OTOH, they introduce Odin Quincannon (yes, that's who the old guy (Jackie Earl Haley) is; no, that shouldn't be a spoiler) and spend exactly zero time giving any detail on just who he is and what he means to the local community. We get to see Donny break a guy's nose on the car horn, but don't know why we've had this little interlude and aren't given anything particularly strange to make us remember it. Why not? They came in, got a deed, and demolished a house. I mean, I guess that's weird but there didn't seem to be any follow-up to it that made it particularly memorable. The only reason I'm mentioning it is because of the lack of substance, not because it was particularly interesting.

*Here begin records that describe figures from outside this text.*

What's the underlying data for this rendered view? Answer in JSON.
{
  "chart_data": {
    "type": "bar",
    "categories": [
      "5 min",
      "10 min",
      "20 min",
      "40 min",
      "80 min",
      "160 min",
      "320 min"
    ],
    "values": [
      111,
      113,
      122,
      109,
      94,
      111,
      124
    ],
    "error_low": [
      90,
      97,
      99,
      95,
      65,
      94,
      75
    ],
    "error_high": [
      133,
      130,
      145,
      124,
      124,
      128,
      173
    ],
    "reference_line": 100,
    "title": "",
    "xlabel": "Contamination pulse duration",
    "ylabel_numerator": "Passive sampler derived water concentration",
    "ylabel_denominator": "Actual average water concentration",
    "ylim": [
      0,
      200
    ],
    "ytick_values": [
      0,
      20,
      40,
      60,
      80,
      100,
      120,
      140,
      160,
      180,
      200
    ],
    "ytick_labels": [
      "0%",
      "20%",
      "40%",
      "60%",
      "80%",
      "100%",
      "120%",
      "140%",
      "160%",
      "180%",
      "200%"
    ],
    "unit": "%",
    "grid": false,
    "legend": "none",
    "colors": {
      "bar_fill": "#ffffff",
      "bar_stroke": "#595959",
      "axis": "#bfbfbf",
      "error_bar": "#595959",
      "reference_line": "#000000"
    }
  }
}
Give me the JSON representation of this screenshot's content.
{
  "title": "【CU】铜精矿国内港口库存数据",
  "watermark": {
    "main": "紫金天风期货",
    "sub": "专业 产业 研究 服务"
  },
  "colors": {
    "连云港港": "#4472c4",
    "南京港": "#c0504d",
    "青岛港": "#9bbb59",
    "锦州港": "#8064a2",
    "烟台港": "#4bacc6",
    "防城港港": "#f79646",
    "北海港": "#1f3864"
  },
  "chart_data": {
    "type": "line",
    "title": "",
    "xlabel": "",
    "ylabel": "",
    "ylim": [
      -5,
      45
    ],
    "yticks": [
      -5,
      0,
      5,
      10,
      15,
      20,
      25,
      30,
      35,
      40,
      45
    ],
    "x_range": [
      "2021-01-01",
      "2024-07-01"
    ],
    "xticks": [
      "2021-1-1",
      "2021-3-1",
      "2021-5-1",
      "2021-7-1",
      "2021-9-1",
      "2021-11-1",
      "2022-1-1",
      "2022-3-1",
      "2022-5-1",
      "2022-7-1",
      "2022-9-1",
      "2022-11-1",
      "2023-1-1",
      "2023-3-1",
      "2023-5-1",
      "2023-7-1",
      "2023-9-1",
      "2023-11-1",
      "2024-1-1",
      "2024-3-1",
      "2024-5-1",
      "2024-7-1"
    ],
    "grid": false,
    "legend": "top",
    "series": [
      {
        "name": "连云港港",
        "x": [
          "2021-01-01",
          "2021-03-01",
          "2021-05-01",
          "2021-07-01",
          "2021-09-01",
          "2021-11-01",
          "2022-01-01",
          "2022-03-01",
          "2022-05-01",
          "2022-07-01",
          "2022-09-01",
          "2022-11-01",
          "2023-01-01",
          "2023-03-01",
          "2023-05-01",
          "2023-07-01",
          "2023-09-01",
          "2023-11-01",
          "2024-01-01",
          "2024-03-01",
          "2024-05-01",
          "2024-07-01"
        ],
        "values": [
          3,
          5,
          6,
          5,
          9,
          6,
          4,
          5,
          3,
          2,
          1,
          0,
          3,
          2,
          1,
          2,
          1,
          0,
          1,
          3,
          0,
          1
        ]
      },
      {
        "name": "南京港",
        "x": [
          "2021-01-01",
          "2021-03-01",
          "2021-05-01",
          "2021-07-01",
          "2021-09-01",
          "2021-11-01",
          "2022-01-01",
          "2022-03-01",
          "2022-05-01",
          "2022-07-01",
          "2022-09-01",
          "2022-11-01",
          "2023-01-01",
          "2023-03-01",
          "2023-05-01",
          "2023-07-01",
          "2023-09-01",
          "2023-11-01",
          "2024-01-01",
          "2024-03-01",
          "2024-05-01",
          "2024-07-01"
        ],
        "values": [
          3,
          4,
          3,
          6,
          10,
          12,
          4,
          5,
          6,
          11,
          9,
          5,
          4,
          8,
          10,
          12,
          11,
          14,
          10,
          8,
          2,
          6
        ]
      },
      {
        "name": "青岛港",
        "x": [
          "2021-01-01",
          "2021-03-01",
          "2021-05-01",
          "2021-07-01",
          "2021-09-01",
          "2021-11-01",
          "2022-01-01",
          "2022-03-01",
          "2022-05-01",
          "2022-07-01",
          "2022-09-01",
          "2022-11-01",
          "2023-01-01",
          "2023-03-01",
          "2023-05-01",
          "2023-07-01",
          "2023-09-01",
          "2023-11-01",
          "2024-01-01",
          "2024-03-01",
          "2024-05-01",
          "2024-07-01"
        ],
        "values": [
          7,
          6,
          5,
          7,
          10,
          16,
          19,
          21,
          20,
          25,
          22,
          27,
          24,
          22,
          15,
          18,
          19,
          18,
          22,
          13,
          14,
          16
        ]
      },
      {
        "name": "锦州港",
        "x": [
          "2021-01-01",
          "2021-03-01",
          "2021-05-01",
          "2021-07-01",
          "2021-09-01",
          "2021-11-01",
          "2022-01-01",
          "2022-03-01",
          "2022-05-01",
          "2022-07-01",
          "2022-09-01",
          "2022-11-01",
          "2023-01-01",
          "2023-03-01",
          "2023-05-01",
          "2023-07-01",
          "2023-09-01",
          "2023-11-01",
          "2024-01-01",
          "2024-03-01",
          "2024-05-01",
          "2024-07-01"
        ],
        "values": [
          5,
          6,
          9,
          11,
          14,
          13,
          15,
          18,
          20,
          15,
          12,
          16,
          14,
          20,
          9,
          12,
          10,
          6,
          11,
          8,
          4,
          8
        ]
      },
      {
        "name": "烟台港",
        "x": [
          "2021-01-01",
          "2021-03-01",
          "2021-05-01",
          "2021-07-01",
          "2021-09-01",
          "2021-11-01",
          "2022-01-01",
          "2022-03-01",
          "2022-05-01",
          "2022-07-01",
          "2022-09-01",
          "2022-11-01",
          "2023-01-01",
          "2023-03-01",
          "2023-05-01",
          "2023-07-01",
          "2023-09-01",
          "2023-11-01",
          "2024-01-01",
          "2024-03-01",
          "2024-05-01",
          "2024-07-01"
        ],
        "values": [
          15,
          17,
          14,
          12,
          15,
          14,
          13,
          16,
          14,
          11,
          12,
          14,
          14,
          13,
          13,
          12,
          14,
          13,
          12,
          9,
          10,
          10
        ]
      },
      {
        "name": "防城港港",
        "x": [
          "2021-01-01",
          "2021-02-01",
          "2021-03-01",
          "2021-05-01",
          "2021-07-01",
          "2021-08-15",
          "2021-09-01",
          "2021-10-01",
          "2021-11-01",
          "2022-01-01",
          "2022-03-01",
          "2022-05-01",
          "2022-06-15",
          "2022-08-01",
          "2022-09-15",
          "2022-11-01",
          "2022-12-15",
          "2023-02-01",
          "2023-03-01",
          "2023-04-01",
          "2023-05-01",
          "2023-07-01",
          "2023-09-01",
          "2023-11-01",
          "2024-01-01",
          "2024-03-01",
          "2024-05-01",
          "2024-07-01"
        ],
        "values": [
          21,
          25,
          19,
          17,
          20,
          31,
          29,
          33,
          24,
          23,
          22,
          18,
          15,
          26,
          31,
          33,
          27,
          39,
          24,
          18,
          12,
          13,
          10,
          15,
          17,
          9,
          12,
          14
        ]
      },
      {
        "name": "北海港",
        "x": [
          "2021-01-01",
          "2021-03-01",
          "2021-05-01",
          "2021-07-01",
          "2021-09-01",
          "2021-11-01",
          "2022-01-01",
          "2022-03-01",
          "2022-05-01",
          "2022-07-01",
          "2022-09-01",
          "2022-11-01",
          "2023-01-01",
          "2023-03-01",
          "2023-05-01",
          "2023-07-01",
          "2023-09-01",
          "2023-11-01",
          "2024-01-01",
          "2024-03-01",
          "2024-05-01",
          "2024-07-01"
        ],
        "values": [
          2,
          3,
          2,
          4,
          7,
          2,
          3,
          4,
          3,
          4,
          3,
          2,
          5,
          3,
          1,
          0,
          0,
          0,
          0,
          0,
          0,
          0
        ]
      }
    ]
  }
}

So, yeah. A lot of problems. I'm far less enthused about this week's production than I was about the pilot and I wasn't head-over-heels about the latter in the first place. I actually looked at the clock while I was watching this one, if that gives you any indication of just how enthralled I was. I'm not bailing yet. It's not Constantine-level of god-awful. But I have a far more jaundiced eye for what's coming.